When a person reaches a certain age, they must prepare to enroll in Medicare. However, prior to starting enrollment, there are some things you need to know about the process. In this article, we will explore what you need to know about Medicare enrollment.
Most people can enroll in Medicare when they turn 65 years old. However, some people who are under the age of 65 can also enroll in Medicare if they had previously been receiving Social Security Disability Insurance (SSDI) or certain Railroad Retirement Board (RRB) disability benefits. They must have been receiving those benefits for at least 24 months prior to enrollment.
If you suffer from amyotrophic lateral sclerosis (ALS), then you can enroll in Medicare. There is no waiting period and no age requirement. Also, if you have End-Stage Renal Disease (ESRD), then you might also qualify for Medicare.
It is important to learn the different ways that you can potentially qualify for Medicare. Sometimes your employer can help you better learn about your eligibility.
Depending on the situation, some people can qualify for Medicare Part A (also referred to as hospital insurance and Part B (known as medical insurance) and gain automatic enrollment. However, others often must enroll.

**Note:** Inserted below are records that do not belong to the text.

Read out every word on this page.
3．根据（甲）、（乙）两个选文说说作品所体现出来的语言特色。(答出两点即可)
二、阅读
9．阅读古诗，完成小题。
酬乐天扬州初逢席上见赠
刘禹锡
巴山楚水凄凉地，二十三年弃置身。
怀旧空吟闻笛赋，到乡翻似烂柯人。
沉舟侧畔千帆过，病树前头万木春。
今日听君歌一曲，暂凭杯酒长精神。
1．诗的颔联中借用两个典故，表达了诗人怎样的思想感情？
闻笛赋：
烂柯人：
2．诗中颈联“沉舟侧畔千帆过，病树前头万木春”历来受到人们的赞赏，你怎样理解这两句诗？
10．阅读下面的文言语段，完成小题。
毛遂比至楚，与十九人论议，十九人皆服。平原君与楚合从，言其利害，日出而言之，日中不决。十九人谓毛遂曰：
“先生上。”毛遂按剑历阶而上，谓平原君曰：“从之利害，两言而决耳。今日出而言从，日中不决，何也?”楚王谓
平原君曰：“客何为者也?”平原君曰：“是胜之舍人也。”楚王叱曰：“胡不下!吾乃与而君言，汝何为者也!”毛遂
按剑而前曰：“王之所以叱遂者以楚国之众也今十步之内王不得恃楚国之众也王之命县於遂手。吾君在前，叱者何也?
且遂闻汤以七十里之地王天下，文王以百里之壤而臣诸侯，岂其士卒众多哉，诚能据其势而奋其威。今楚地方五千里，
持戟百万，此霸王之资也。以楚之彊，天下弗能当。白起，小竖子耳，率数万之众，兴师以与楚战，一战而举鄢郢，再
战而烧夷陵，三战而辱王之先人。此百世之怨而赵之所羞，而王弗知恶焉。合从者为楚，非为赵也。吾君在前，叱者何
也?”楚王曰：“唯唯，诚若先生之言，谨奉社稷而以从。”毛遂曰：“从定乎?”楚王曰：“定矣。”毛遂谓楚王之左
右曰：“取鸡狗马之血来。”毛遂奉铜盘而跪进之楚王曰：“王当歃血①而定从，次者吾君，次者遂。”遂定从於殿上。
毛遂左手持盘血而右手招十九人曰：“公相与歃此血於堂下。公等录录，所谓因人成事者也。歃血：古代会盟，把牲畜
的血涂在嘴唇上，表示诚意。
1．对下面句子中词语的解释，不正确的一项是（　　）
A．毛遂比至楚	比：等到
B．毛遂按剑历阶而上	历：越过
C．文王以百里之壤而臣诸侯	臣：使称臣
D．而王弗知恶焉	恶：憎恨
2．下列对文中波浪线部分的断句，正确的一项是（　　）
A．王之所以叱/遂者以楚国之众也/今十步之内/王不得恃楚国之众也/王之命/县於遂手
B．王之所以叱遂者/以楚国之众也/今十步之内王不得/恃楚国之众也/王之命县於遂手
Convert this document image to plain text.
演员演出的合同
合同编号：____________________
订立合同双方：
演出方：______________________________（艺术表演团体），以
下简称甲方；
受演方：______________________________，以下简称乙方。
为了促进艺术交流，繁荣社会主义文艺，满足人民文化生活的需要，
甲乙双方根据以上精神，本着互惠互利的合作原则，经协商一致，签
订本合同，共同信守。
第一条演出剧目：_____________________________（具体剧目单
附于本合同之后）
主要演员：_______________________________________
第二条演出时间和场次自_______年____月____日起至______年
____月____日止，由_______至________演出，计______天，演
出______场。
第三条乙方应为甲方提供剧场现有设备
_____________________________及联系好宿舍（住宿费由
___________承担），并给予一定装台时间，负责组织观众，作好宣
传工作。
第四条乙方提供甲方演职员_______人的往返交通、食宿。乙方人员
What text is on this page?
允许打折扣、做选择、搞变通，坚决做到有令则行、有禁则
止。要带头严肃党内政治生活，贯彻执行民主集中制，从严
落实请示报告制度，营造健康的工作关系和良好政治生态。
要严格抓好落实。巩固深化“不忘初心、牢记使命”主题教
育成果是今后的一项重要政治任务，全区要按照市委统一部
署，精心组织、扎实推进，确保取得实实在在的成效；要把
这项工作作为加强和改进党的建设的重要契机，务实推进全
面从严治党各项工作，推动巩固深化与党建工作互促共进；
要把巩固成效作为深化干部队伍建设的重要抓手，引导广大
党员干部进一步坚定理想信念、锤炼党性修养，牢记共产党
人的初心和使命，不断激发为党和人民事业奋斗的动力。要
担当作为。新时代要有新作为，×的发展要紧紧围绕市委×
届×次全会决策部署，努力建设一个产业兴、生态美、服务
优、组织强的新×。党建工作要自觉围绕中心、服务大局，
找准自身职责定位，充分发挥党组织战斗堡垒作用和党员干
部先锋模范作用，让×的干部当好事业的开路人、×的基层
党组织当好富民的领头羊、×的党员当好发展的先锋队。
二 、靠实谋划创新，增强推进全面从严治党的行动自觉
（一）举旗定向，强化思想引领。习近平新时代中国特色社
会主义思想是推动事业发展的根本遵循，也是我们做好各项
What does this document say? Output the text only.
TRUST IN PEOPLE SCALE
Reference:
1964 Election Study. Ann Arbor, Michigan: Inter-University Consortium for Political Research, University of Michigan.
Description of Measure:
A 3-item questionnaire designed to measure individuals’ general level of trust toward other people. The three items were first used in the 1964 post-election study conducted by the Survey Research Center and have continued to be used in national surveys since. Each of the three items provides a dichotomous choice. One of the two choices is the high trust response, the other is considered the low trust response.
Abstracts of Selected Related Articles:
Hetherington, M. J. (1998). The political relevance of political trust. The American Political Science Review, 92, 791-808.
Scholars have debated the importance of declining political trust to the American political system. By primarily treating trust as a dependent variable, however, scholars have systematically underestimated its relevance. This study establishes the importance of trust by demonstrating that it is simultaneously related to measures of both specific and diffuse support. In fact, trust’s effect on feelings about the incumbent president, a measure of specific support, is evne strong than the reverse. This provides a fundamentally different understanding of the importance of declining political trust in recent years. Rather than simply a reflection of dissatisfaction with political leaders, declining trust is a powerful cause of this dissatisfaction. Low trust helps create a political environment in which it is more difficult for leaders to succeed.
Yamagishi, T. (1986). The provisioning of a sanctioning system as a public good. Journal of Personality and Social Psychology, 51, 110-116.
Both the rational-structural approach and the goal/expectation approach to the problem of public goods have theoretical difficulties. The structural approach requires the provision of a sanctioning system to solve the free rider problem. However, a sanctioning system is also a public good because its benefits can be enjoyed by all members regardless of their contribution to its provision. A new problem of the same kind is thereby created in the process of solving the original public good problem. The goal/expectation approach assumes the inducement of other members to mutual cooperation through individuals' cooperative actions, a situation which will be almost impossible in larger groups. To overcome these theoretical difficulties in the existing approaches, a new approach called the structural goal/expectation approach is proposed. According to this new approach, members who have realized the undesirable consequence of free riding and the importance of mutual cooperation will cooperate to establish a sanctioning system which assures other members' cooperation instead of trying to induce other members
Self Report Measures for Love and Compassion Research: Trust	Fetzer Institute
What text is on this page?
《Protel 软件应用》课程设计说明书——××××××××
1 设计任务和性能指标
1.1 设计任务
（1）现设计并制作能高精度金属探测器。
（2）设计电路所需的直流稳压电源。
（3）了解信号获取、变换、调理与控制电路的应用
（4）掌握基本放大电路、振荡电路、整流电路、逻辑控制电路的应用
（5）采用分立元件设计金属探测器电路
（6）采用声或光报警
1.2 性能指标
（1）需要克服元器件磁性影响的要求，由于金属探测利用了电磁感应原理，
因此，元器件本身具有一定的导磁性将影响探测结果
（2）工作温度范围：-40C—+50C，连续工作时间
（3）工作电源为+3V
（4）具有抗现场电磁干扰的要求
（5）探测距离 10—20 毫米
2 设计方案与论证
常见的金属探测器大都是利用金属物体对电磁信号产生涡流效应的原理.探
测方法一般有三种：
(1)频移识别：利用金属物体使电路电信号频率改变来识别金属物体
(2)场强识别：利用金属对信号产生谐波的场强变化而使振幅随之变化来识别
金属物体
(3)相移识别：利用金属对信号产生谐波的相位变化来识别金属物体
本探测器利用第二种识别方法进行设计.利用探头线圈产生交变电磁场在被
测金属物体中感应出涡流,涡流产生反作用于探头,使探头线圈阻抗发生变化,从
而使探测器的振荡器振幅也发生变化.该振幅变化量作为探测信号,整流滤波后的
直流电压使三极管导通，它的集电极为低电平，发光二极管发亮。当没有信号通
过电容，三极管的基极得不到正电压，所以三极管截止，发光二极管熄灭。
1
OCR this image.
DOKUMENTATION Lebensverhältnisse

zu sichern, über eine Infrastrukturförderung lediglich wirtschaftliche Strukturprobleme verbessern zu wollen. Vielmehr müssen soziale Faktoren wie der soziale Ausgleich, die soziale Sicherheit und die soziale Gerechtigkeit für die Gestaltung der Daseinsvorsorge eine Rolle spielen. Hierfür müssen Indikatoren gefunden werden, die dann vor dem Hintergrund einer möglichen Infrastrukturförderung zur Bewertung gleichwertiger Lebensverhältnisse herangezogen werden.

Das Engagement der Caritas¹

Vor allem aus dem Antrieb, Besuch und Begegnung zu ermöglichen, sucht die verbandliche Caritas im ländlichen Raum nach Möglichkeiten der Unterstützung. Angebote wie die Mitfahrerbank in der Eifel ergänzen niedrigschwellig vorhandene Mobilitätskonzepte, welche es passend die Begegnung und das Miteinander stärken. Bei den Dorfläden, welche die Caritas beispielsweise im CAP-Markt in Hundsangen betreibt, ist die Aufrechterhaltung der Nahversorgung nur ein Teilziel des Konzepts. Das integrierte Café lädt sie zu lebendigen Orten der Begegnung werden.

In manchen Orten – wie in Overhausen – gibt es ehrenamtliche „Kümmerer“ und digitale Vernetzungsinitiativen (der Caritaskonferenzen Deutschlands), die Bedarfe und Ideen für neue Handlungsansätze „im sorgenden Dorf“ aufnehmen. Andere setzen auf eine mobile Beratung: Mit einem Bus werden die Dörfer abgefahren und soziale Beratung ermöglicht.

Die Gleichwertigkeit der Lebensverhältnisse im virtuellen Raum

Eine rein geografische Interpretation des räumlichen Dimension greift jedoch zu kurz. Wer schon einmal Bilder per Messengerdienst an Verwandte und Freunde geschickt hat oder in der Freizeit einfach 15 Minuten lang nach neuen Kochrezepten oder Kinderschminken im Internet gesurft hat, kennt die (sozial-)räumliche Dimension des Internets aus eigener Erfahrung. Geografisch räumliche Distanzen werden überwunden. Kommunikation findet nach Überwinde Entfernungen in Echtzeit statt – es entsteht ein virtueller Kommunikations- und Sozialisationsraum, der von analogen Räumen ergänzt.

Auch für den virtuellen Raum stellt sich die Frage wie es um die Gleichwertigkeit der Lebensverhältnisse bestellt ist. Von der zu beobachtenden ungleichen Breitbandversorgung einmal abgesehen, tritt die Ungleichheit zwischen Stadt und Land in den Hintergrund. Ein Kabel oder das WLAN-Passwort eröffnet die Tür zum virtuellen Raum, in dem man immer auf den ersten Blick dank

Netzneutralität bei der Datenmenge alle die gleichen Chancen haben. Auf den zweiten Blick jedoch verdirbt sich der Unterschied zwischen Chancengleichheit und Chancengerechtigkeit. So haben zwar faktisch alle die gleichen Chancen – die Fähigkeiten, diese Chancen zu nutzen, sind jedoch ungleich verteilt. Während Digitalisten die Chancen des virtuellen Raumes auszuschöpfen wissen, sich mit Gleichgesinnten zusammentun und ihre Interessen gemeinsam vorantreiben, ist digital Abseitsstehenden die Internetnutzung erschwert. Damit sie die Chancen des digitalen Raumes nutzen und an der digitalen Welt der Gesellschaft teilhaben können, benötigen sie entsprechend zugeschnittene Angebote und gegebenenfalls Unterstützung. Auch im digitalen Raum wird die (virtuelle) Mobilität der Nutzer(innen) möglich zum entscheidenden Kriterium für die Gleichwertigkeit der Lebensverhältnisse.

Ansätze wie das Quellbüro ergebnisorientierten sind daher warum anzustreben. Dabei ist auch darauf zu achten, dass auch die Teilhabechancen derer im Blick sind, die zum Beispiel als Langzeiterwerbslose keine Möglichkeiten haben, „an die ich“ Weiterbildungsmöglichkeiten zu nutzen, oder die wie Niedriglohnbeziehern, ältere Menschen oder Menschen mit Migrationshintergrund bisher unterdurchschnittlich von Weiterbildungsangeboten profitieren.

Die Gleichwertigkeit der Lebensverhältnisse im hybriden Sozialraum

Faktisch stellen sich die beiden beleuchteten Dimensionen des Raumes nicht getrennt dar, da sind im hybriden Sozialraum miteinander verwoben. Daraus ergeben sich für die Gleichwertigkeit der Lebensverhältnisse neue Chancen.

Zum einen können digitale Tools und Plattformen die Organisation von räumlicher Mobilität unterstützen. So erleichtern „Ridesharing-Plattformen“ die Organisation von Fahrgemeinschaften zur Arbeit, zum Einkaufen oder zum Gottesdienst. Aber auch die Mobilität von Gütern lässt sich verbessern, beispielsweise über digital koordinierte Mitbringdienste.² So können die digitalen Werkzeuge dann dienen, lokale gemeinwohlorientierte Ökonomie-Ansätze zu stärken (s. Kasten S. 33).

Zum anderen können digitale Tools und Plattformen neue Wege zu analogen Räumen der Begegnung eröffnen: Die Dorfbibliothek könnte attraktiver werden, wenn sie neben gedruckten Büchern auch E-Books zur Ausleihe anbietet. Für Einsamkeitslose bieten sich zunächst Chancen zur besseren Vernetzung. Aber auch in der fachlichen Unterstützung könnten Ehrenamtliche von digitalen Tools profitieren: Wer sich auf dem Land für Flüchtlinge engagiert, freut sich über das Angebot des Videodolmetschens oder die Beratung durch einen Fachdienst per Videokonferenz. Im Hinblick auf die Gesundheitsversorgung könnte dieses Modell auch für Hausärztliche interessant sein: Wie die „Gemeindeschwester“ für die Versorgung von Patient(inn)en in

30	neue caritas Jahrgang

Anyone who is disabled and living in either the United States or a U.S. territory (such as Puerto Rico) become automatically enrolled.
Usually, when eligible for automatic enrollment, you will receive a packet a few months before your 65th birthday or you become eligible via Social Security Disability or Railroad Retirement Board (RRB) benefit, which occurs after 25 months.
Anyone who is not collecting Social Security or who has been deemed ineligible for Social Security will not gain automatic enrollment. Instead, they must sign up.
If you live in Puerto Rico or a foreign country then you’ll have Part A, but in order to gain Part B you must complete the Application for Enrollment in Part B (CMS-40B). You can also obtain the form in Spanish (PDF).